Décision déférée à la Cour :

Jugement du 08 Décembre 2020 -TJ hors JAF, JEX, JLD, J. EXPRO, JCP de PARIS – RG n° 19/00910

APPELANTE

La Société ATRIUM GESTION Société par actions simplifiée au capital de 92 000,00 euros immatriculée au RCS de Paris sous le n°632 018 503, agissant poursuites et diligences de ses représentants légaux domiciliés audit siège

[Adresse 13]

[Localité 16]

Représentée par Me Frédérique ETEVENARD, avocat au barreau de PARIS, toque : K0065 et assistée par Me Dominique DEMEYERE, avocat au barreau de PARIS, toque : E 1291

INTIMES

Monsieur [W] [U]

[Adresse 1]

[Localité 19]

Représenté par Me Laurent POZZI-PASQUIER, avocat au barreau de PARIS, toque : C1050 et assisté par Me Xavier DEMEUZOY, avocat au barreau de PARIS, toque : D 1735

Madame [J] [U] épouse [Z]

[Adresse 10]

[Localité 15]

Représentée par Me Laurent POZZI-PASQUIER, avocat au barreau de PARIS, toque : C1050 et assistée par Me Xavier DEMEUZOY, avocat au barreau de PARIS, toque : D 1735

Madame [N] [U] épouse [K]

[Adresse 7]

[Localité 3]

Représentée par Me Laurent POZZI-PASQUIER, avocat au barreau de PARIS, toque : C1050 et assistée par Me Xavier DEMEUZOY, avocat au barreau de PARIS, toque : D 1735

Madame [T] [U] Veuve [Y]

[Adresse 8]

[Localité 5]

Représentée par Me Laurent POZZI-PASQUIER, avocat au barreau de PARIS, toque : C1050 et assistée par Me Xavier DEMEUZOY, avocat au barreau de PARIS, toque : D 1735

Madame [F] [U] épouse [P]

[Adresse 2]

[Localité 4]

Représentée par Me Laurent POZZI-PASQUIER, avocat au barreau de PARIS, toque : C1050 et assistée par Me Xavier DEMEUZOY, avocat au barreau de PARIS, toque : D 1735

S.A.R.L. AURORE IMMOBILIER, agissant poursuites et diligences de ses représentants légaux domiciliés audit siège

[Adresse 11]

[Localité 20]

Défaillant

Assignation devant la cour d’appel de PARIS, en date du 19 mai 2021 selon les modalités prévues à l’article 659 du code de proédure civile.

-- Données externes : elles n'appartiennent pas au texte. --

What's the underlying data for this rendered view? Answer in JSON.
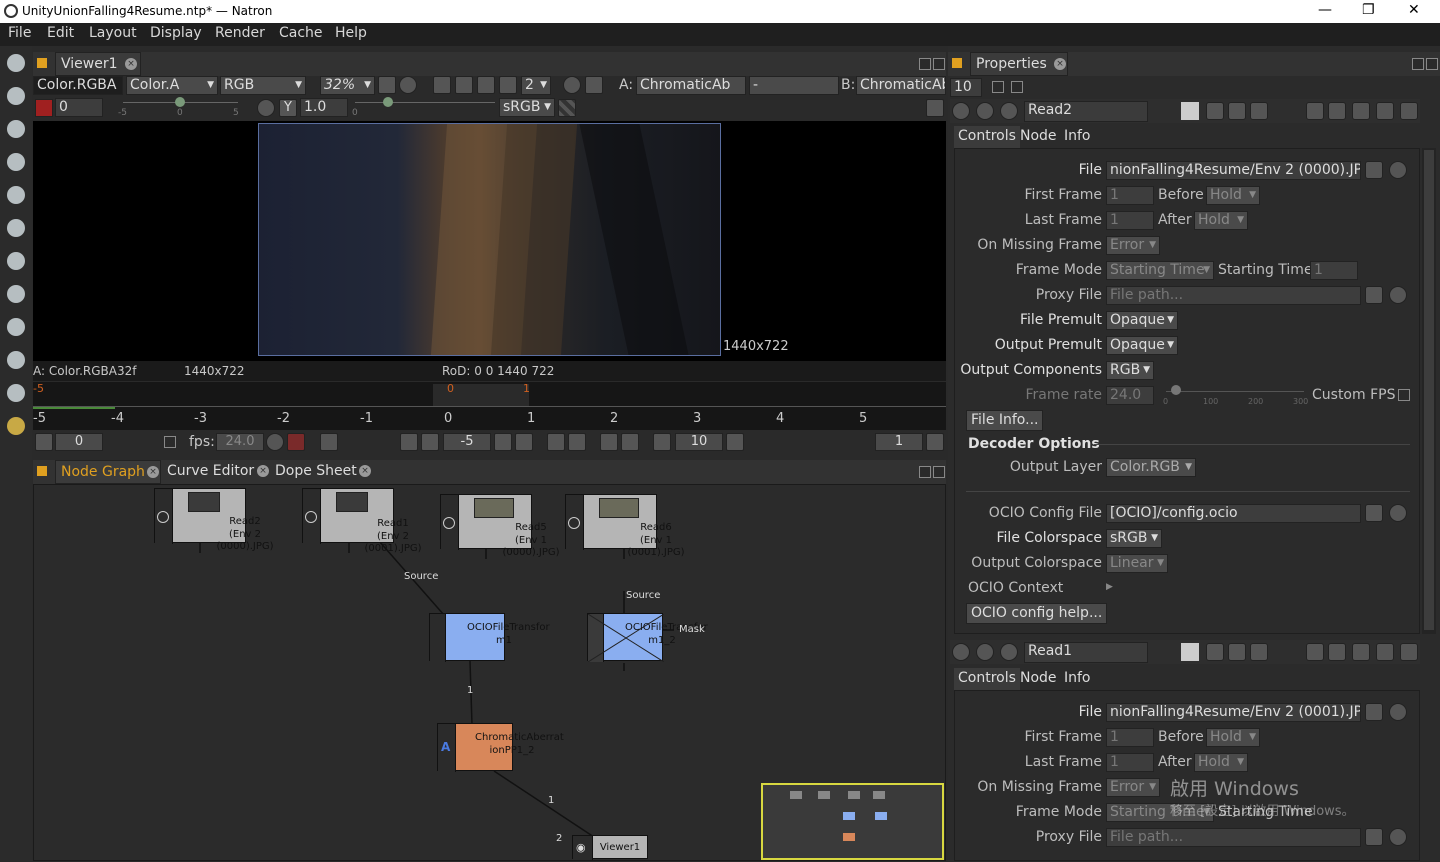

La Société GROUPAMA PRO prise en la personne de ses représentants légaux domiciliés en cette qualité audit siège

[Adresse 6]

[Localité 14]

Représentée par Me Frédéric INGOLD de la SELARL INGOLD & THOMAS – AVOCATS, avocat au barreau de PARIS, toque : B1055 et assistée par Me Dominique DELAS, avocat au barreau de PARIS, toque : J 65

Madame [H] [L]

Mandataire ad hoc de la société AURORE IMMOBILIER

[Adresse 12]

[Localité 18]

Défaillante

Assignée par acte du 21 juin 2021 remis à personne habilitée.

COMPOSITION DE LA COUR :

En application des dispositions des articles 805 et 907 du code de procédure civile, l’affaire a été débattue le 23 Mai 2023, en audience publique, double rapporteur, les avocats ne s’y étant pas opposés, devant M. Michel CHALACHIN, Président de chambre, chargé du rapport, et de Mme Marie MONGIN, Conseiller.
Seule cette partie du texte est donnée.